Prefinished timber boards are available with tongue and grooved which makes fixing easier. They come in a variety of timbers. Light coloured timbers (and timbers that don't darken with time) are best for dark timber will make the room seem smaller.

Timber panels

Prefinished timber sheets (http://www.taittimber.com.au/timber_panelling.htm) that look like natural boards are available in a variety of timber styles, grades and widths (81mm, 106mm, 131mm widths.)

Some timber panels such as those from Boral (http://www.boral.com.au/Brochures/orders/PDF/Panelwood%20PP-02-0608.pdf?company=Plywood) are only made for painting.

Most panels are tongue and groove for easy assembly. Timber panels offer a cost effective alternative to natural timber boards, and in the right situation can look very good, however they will always look like panels.

Plywood

Bleached and satin treated plywood wall cladding
Bleached and satin treated plywood wall cladding

Semigloss-treated plywood ceiling in herringbone_pattern
Semigloss-treated plywood ceiling in herringbone_pattern

Plywood must be a serious consideration for cladding a contemporary environment. It feels modern, and is both welcoming and warm. For that reason it works with all types of steel such as Zincalume and Colorbond.

Plywood can be bleached (hydrogen peroxide and sodium hydroxide), treated with oil or water based sealants to enhance its natural appearance, and even tinted. Any treatment will increase its sheen and brighten its look. Plywood comes in various grades and panels need to be selected with care so that their colour and grain are similar.

Evolution plywood from Boral is rough sawn plantation pine cladding that uses the same strong bonding resins as used in marine ply. It is available in solid, grooved or V Grooved, shiplapped or butt joined, and can be purchased pre-primed if it is to be painted. The rough sawn "V" shaped groove looks good next to fibre cement or Zinacalume.

A more upmarket type of plywood is the quite beautiful hoop-pine which, due to its finer finish, works well next to white plasterboard.
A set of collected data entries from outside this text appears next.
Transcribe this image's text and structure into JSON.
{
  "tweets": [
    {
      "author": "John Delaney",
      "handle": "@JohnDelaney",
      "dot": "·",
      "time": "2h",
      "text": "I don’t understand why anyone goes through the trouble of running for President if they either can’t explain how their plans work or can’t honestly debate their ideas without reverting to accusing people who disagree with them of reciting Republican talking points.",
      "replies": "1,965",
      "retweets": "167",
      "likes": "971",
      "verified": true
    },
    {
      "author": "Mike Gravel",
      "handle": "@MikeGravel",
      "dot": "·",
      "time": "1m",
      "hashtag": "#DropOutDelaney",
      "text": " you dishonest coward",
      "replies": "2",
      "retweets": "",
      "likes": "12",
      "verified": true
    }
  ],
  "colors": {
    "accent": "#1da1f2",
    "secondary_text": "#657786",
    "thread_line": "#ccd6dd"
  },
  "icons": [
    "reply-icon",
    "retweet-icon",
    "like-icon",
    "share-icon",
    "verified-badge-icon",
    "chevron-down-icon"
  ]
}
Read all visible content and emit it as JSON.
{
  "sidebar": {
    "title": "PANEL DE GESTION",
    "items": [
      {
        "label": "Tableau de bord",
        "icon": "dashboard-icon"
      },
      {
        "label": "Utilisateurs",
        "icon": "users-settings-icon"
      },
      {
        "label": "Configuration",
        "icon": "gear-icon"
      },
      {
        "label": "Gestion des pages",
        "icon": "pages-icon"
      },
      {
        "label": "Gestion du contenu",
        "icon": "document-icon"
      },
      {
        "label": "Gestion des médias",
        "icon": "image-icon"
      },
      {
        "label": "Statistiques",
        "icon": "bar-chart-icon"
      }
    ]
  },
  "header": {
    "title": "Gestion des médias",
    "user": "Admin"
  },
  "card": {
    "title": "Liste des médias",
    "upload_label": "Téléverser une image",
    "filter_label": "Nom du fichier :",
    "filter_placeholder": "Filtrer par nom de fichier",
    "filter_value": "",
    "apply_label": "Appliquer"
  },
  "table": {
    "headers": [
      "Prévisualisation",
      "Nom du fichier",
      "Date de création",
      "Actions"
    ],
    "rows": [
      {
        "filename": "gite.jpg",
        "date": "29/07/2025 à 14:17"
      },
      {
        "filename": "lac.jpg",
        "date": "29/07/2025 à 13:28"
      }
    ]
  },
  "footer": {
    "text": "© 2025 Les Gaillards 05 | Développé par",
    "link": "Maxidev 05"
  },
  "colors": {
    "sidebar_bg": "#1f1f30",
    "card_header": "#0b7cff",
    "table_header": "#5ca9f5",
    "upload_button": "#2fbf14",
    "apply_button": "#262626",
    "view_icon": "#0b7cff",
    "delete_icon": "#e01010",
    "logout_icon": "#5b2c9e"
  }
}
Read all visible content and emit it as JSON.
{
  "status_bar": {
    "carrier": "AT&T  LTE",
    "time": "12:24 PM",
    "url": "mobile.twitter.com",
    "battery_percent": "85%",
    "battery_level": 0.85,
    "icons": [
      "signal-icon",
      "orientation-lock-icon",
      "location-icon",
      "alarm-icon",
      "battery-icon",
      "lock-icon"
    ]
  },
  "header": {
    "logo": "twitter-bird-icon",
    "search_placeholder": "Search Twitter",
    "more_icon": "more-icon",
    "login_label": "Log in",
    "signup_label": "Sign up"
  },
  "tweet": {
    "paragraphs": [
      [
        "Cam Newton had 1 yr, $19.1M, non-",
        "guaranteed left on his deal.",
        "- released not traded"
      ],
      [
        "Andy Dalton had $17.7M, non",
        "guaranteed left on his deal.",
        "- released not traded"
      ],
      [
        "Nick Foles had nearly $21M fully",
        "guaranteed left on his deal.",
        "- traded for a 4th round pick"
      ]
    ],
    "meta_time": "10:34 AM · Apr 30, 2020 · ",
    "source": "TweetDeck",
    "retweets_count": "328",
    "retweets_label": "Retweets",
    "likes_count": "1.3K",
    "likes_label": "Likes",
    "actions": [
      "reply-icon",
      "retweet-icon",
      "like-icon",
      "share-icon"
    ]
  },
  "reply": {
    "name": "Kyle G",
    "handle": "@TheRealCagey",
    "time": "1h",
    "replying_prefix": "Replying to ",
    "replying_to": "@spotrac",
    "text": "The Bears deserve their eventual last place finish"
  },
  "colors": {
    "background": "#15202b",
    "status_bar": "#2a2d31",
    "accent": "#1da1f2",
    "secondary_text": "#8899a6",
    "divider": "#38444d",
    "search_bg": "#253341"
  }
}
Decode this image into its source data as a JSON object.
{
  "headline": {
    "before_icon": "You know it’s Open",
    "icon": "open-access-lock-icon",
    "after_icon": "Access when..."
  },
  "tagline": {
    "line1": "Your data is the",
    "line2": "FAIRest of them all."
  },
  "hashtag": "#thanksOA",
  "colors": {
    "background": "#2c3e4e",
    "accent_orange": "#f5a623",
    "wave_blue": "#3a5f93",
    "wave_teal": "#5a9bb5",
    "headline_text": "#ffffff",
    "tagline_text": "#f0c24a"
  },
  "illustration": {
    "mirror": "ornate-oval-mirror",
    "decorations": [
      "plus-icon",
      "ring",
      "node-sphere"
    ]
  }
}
If plywood is to be fixed to the wall with a groove (shadow line) between panels, the timber beneath the groove is best painted matt black. The join between panels, if exposed, must be exactly the same width; which some times is tricky if walls are not square. Fixing timber sheets for ceilings in this manner is very difficult due to the fact that it's hard working overhead with large panels (and will require 2 or 3 people to do it) and a ceiling is rarely truly square.

Alternatively, a strip of timber can be fixed over the groove. But this method, particularly for the wall joins, can detract from the appeal that an expanse interseting timber provides. (It is also the old fashioned way of fixing panels.)